Le terapie col plasma immune vennero apertamente ostacolatefrenate, boicottate, fino a quando la sperimentazione venne avocata a sé dalle autorità sanitarie e proseguita esclusivamente in un centro clinico – a Pisa – dove le suddette terapie finirono per scomparire nel nulla. Dalla scorsa estate delle straordinarie cure con plasma immune non si sentì più nemmeno parlare, e tutta l’attenzione venne concentrata – come sappiamo bene – sui vaccini a venire.

Giuseppe De Donno proseguì il suo lavoro, umilmente, continuando a prendersi cura delle persone, in condizioni sempre più difficili. Gli avversari delle cure non si accontentarono di aver respinto questa possibilità di soluzione terapeutica: vollero schiacciare, deridere, umiliare colui che aveva trovato una strada verso la soluzione del problema-epidemia che non corrispondeva a determinati progetti.  Dovette subire gli insulti beceri del Web, dei social, in particolare della blogger Selvaggia Lucarelli, che lo insultò con rabbia volgare.  Il medico subì tutto questo, non senza sofferenza, non senza doversi trovare, ad un certo punto, a fare una difficile scelta professionale.

Nello scorso giugno De Donno, dopo tanti anni di carriera ospedaliera, decise di lasciare il suo posto di primario al Poma per andare a fare il medico di base, il medico di medicina generale, in un paese della campagna mantovana.
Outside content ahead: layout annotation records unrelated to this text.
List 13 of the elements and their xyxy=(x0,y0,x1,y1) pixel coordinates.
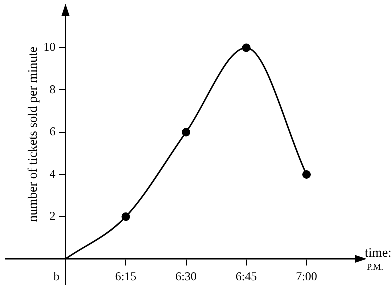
x-tick-label: b xyxy=(54,269,60,284)
x-tick-label: 6:45 xyxy=(236,269,258,284)
y-tick-label: 8 xyxy=(50,82,56,96)
y-tick-label: 10 xyxy=(44,40,56,54)
y-axis-title: number of tickets sold per minute xyxy=(25,46,40,222)
x-tick-label: 6:15 xyxy=(115,269,137,284)
point xyxy=(302,170,312,179)
y-tick-label: 2 xyxy=(50,209,56,224)
y-tick-label: 6 xyxy=(50,124,56,139)
y-tick-label: 4 xyxy=(50,166,56,181)
x-tick-label: 7:00 xyxy=(296,269,318,284)
x-tick-label: 6:30 xyxy=(176,269,197,284)
x-axis-title: time: P.M. xyxy=(365,245,391,272)
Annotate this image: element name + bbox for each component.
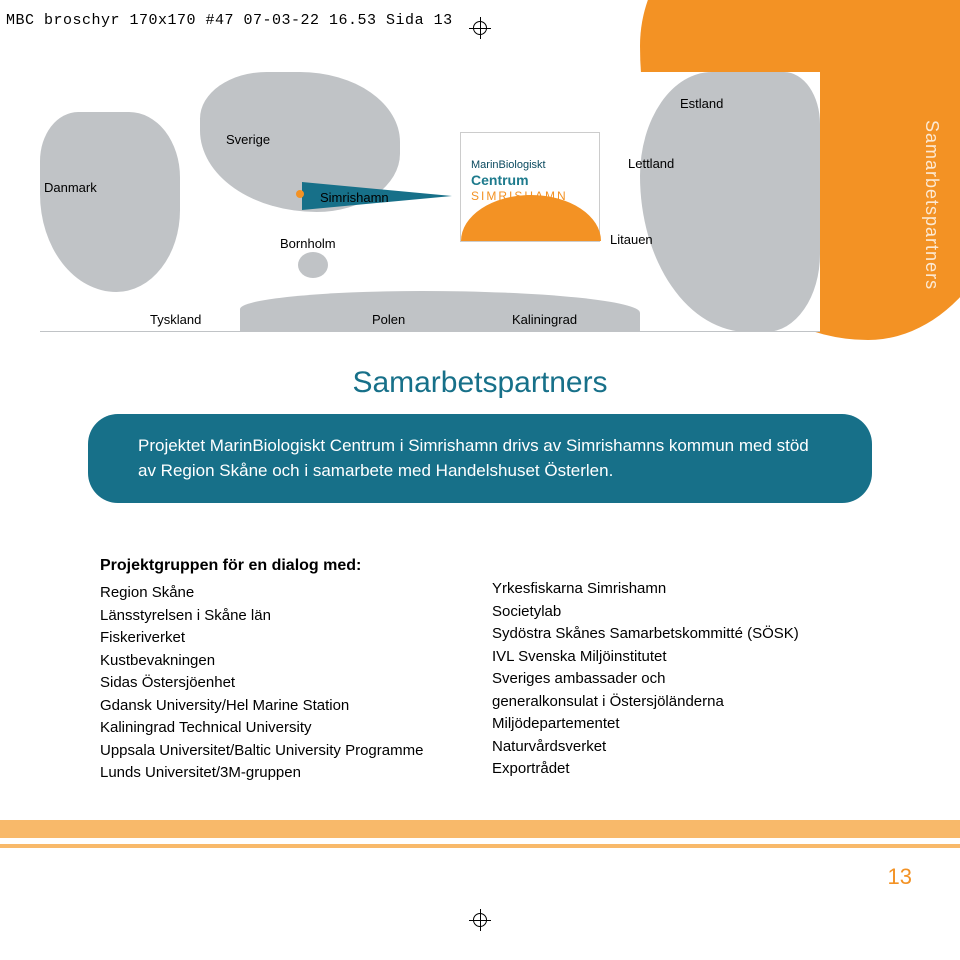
spacer [492, 554, 860, 578]
list-item: Fiskeriverket [100, 627, 468, 650]
label-bornholm: Bornholm [280, 236, 336, 251]
logo-line2: Centrum [471, 172, 568, 189]
label-lettland: Lettland [628, 156, 674, 171]
list-item: Yrkesfiskarna Simrishamn [492, 578, 860, 601]
list-item: Sidas Östersjöenhet [100, 672, 468, 695]
map-baltic-east [640, 72, 820, 332]
logo-line1: MarinBiologiskt [471, 159, 568, 172]
list-item: Kustbevakningen [100, 650, 468, 673]
map-bornholm [298, 252, 328, 278]
dialog-heading: Projektgruppen för en dialog med: [100, 554, 468, 578]
baltic-map: MarinBiologiskt Centrum SIMRISHAMN Danma… [40, 72, 820, 332]
list-item: Länsstyrelsen i Skåne län [100, 605, 468, 628]
label-tyskland: Tyskland [150, 312, 201, 327]
list-item: Miljödepartementet [492, 713, 860, 736]
side-section-label: Samarbetspartners [921, 120, 942, 290]
list-item: IVL Svenska Miljöinstitutet [492, 646, 860, 669]
list-item: Societylab [492, 601, 860, 624]
footer-bar [0, 820, 960, 838]
list-item: Uppsala Universitet/Baltic University Pr… [100, 740, 468, 763]
footer-bar-thin [0, 844, 960, 848]
dialog-columns: Projektgruppen för en dialog med: Region… [100, 554, 860, 785]
label-kaliningrad: Kaliningrad [512, 312, 577, 327]
list-item: Gdansk University/Hel Marine Station [100, 695, 468, 718]
list-item: Sydöstra Skånes Samarbetskommitté (SÖSK) [492, 623, 860, 646]
label-estland: Estland [680, 96, 723, 111]
list-item: Sveriges ambassader och [492, 668, 860, 691]
list-item: Naturvårdsverket [492, 736, 860, 759]
list-item: Kaliningrad Technical University [100, 717, 468, 740]
intro-box: Projektet MarinBiologiskt Centrum i Simr… [88, 414, 872, 503]
label-sverige: Sverige [226, 132, 270, 147]
label-litauen: Litauen [610, 232, 653, 247]
right-column: Yrkesfiskarna Simrishamn Societylab Sydö… [492, 554, 860, 785]
list-item: generalkonsulat i Östersjöländerna [492, 691, 860, 714]
list-item: Exportrådet [492, 758, 860, 781]
label-polen: Polen [372, 312, 405, 327]
map-poland [240, 291, 640, 331]
list-item: Lunds Universitet/3M-gruppen [100, 762, 468, 785]
logo-box: MarinBiologiskt Centrum SIMRISHAMN [460, 132, 600, 242]
print-header: MBC broschyr 170x170 #47 07-03-22 16.53 … [6, 12, 453, 29]
page: MBC broschyr 170x170 #47 07-03-22 16.53 … [0, 0, 960, 960]
left-column: Projektgruppen för en dialog med: Region… [100, 554, 468, 785]
label-danmark: Danmark [44, 180, 97, 195]
map-denmark [40, 112, 180, 292]
page-number: 13 [888, 864, 912, 890]
label-simrishamn: Simrishamn [320, 190, 389, 205]
page-title: Samarbetspartners [0, 366, 960, 400]
list-item: Region Skåne [100, 582, 468, 605]
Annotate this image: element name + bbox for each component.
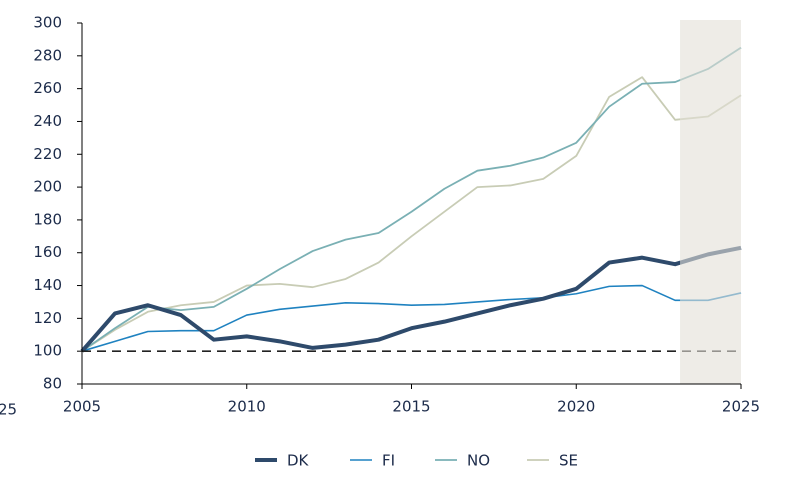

Una scelta che lasciò molti stupiti. Possibile che dopo tanto lavoro, tante ricerche, tanti sforzi, De Donno lasciasse tutto? Forse il professionista intendeva ripartire da altri progetti, da portare avanti con le mani libere dai vincoli del rapporto di dipendenza ospedaliera. Si dice che il suo sogno fosse aprire un centro clinico privato, dove poter finalmente praticare le sue terapie con plasma immune. Un faro di speranza per molti malati, magari anche quelli che oggi dei sedicenti sanitari rifiuterebbero di curare. Un progetto affascinante, il suo, come quello di Padre Pio, un santo cui De Donno era devoto, che aveva voluto un ospedale inteso come casa di sollievo dalla sofferenza.

Questo sogno del dottor De Donno si è infranto in un pomeriggio di luglio, nella sua casa, in un modo tragico e assolutamente inaspettato. C’è chi dice che il medico fosse caduto in depressione dopo aver visto vanificati i propri sforzi di vedere applicate le sue metodiche terapeutiche, ma De Donno non si sentiva affatto un fallito, e la sua volontà di servire come medico il prossimo non era mai venuta meno.  Il nostro compito oggi quindi non deve essere solo quello di pregare per lui, e di onorarne la memoria, ma anche e soprattutto quello di raccogliere da lui il testimone e continuarne l’opera.